Encore une fois, le conservatisme se présente comme une expression légitime face à cette tendance au darwinisme ...
Les électeurs du Parti conservateur sont les plus nombreux à donner leur appui à notre énoncé « darwiniste » (64 %), alors que ce sont les néo-démocrates qui s’y opposent le plus (32 %), fidèles à leur tradition humaniste.
Le conservatisme et l’immigration
L’immigration, particulièrement au rythme actuel, va certainement profondément transformer le tissu social du pays au cours des prochaines années. Ce qui est déjà bien commencé de toute façon puisque 20 % de la population canadienne n’est pas née au pays et que 50 % des Canadiens, une personne sur deux, a des origines ethniques autres que britanniques ou françaises.
Or, cette transformation du tissu social canadien dûe à l’immigration, en heurte plusieurs, comme le démontre le graphique suivant ….
Pour plusieurs, l’immigration est ressentie comme une menace à notre intégrité culturelle, à notre identité, ce que plusieurs politiciens ont exploité de manière fort démagogique au cours des années.
L’immigration est perçue par plusieurs comme une confirmation que notre société change trop vite, une société dans laquelle ils ne se reconnaissent plus.
Or, si par définition les conservateurs s’opposent au changement, l’immigration est certainement un phénomène qui les irrite, comme le démontre le graphique suivant…
La différence entre les conservateurs, les libéraux et le NPD est encore éloquente ici (24 points face aux libéraux et 25 face au Nouveau Parti démocratique). La protection de l’identité traditionnelle canadienne s’oppose ici au multiculturalisme du Parti libéral et à l’humanisme du NPD.
Sans oublier la spécificité québécoise chez le Bloc à 44 %, laquelle est nourrie à souhait par la politique du Québec foncièrement axée sur la protection de la langue et de celle de l’identité (lesquelles ont remplacé le débat sur la souveraineté).

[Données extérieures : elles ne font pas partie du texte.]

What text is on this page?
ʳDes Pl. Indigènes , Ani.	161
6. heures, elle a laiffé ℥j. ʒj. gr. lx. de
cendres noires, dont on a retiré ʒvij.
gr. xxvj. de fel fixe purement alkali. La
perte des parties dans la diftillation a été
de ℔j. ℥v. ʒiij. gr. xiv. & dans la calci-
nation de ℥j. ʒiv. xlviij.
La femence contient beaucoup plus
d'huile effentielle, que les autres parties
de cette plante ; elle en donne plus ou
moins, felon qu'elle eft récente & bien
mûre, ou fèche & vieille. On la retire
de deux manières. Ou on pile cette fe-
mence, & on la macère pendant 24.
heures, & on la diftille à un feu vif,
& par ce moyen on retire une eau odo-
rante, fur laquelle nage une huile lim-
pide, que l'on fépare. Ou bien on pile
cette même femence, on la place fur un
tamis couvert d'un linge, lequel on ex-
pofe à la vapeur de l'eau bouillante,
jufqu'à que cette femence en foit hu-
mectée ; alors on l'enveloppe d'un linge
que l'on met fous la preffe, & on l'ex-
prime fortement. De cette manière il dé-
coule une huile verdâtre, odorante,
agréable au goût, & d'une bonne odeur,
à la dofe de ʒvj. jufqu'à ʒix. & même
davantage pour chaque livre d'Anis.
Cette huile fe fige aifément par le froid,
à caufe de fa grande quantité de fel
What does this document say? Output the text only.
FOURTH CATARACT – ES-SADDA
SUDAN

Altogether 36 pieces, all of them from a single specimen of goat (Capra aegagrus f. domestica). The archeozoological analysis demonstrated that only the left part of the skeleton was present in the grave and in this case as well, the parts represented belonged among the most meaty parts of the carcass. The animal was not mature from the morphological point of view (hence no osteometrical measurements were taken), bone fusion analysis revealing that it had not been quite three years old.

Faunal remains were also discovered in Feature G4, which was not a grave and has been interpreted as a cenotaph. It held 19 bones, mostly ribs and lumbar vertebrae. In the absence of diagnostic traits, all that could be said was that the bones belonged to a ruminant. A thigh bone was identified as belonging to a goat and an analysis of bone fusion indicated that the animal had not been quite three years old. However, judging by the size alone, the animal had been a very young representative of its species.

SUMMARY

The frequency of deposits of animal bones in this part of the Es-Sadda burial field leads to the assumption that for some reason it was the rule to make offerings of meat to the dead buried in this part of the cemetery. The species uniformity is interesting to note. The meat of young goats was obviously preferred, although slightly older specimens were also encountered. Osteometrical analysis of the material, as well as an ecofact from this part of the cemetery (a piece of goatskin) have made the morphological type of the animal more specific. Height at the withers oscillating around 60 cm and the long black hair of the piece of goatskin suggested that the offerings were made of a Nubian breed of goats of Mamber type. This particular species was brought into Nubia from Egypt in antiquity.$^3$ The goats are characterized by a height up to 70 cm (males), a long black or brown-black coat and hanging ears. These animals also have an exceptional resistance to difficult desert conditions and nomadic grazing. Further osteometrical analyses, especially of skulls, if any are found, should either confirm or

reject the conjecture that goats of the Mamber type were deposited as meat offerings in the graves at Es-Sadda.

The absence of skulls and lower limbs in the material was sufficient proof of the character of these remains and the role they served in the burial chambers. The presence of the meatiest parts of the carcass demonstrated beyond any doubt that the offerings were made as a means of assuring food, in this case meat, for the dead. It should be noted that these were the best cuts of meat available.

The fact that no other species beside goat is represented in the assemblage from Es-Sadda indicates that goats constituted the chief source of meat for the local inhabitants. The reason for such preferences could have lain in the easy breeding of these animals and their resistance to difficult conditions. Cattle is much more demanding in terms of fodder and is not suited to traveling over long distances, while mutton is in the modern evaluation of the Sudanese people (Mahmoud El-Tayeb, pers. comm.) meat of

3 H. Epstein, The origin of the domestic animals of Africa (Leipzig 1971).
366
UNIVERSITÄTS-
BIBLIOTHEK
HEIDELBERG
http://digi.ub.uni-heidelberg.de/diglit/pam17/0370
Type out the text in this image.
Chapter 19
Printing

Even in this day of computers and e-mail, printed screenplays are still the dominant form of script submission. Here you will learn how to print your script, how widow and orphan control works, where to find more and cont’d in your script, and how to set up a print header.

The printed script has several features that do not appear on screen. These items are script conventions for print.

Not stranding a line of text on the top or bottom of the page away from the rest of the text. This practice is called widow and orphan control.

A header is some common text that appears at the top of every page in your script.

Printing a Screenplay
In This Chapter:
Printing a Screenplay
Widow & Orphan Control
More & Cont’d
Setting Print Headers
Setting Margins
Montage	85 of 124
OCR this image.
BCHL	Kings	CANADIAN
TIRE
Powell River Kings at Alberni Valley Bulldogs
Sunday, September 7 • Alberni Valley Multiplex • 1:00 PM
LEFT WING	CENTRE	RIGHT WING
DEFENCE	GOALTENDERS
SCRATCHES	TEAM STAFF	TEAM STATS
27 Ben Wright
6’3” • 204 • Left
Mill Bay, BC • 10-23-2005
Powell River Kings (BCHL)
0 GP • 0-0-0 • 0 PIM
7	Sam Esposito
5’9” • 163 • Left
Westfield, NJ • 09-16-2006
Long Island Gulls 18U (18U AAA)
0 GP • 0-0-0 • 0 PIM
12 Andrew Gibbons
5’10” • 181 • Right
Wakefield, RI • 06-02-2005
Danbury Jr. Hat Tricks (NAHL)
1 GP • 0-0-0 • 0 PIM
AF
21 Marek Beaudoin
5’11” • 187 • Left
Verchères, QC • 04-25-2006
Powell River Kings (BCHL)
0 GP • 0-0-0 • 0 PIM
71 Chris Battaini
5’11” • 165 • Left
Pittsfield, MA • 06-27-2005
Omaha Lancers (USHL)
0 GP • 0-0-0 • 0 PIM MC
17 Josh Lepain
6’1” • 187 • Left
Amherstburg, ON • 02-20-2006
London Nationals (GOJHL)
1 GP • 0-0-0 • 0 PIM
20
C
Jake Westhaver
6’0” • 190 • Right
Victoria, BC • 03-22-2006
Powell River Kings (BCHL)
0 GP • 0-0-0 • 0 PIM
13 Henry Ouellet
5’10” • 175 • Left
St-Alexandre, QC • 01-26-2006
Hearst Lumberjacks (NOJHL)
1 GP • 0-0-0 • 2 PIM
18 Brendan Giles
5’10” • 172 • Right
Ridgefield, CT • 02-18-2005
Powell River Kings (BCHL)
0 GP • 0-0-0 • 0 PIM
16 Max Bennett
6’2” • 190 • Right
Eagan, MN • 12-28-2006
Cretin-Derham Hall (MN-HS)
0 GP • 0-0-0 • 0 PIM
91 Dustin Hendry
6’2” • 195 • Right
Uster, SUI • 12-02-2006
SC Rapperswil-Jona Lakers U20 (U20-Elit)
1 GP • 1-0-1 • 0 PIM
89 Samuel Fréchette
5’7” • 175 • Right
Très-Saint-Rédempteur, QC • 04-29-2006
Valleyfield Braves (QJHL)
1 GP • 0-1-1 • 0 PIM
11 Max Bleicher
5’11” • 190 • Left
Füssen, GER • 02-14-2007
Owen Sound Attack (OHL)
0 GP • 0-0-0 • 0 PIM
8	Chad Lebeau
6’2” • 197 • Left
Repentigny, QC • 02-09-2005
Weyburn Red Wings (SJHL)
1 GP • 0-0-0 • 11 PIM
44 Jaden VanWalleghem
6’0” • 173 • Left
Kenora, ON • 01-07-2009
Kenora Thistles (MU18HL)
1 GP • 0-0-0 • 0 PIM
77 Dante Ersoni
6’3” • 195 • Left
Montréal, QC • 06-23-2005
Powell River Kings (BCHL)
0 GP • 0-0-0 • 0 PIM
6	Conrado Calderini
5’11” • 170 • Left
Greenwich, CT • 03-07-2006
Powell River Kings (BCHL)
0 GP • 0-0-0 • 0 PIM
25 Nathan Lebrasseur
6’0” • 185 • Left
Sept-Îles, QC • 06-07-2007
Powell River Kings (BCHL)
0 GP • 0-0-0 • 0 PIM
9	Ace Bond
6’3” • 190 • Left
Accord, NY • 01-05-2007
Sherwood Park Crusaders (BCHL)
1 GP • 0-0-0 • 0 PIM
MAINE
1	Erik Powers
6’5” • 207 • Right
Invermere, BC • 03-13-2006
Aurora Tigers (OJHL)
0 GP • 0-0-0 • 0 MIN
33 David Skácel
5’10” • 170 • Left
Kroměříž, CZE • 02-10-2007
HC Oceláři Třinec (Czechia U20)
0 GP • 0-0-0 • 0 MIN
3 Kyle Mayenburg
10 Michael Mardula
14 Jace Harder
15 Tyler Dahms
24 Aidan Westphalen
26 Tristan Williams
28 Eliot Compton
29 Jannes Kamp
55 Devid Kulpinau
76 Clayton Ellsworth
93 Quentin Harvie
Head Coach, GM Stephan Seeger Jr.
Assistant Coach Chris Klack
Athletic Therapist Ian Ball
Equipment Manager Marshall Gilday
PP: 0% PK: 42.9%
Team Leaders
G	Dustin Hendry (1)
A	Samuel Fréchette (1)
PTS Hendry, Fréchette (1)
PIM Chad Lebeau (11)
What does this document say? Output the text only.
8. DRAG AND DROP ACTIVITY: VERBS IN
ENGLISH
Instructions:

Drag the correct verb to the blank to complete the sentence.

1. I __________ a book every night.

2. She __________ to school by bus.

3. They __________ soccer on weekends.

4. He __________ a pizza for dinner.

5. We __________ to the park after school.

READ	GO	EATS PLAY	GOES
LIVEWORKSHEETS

Une nouvelle pertinence socio-politique pour le Parti conservateur du Canada
La croissance …
d’un cynisme marqué chez les citoyens au pays,
d’un sentiment de manque d’emprise sur sa vie,
d’une perception voulant que les gouvernements actuels et les élites en soient responsables,
de l’idée que la société change trop vite et qu’il est difficile de s’y adapter
Tous des phénomènes qui marquent de plus en plus la société canadienne et sur lesquels le PCC « surfe » à merveille !
En fait, on observe ces tendances chez le Parti conservateur depuis plusieurs années. Mais, comme pour tous les mouvements politiques au monde, pour qu’ils puissent prendre leur envol, ils doivent avoir un leader qui sait bien incarner leur âme, leur ADN, leurs valeurs.
Un leader qui sait parler aux gens avec émotion et pertinence, qui sait « faire vibrer leurs cordes sensibles ».
Or, les conservateurs, l’ont trouvé. M. Poilievre incarne parfaitement bien toutes ces tendances qui marquent l’esprit d’une partie importante et croissante de la population au pays. Il leur donne vie, avec passion même - intéressant pour un Canadien anglais de Calgary !
Dans un tel contexte, un scénario axé sur la formation d’un prochain gouvernement conservateur majoritaire à Ottawa nous apparait comme tout à fait réaliste.
N’en déplaise aux héritiers de l’élite laurentienne qui a façonné le pays depuis les années 60 et à tous les progressistes qui risquent de devoir ronger leur frein pendant plusieurs années à venir !
Précisons quand même que tout ce travail se base sur des sondages et que, parfois, comme pour la météo, la vie peut nous réserver des surprises ! D’autant plus qu’on ne prévoit pas d’élections fédérales à court terme.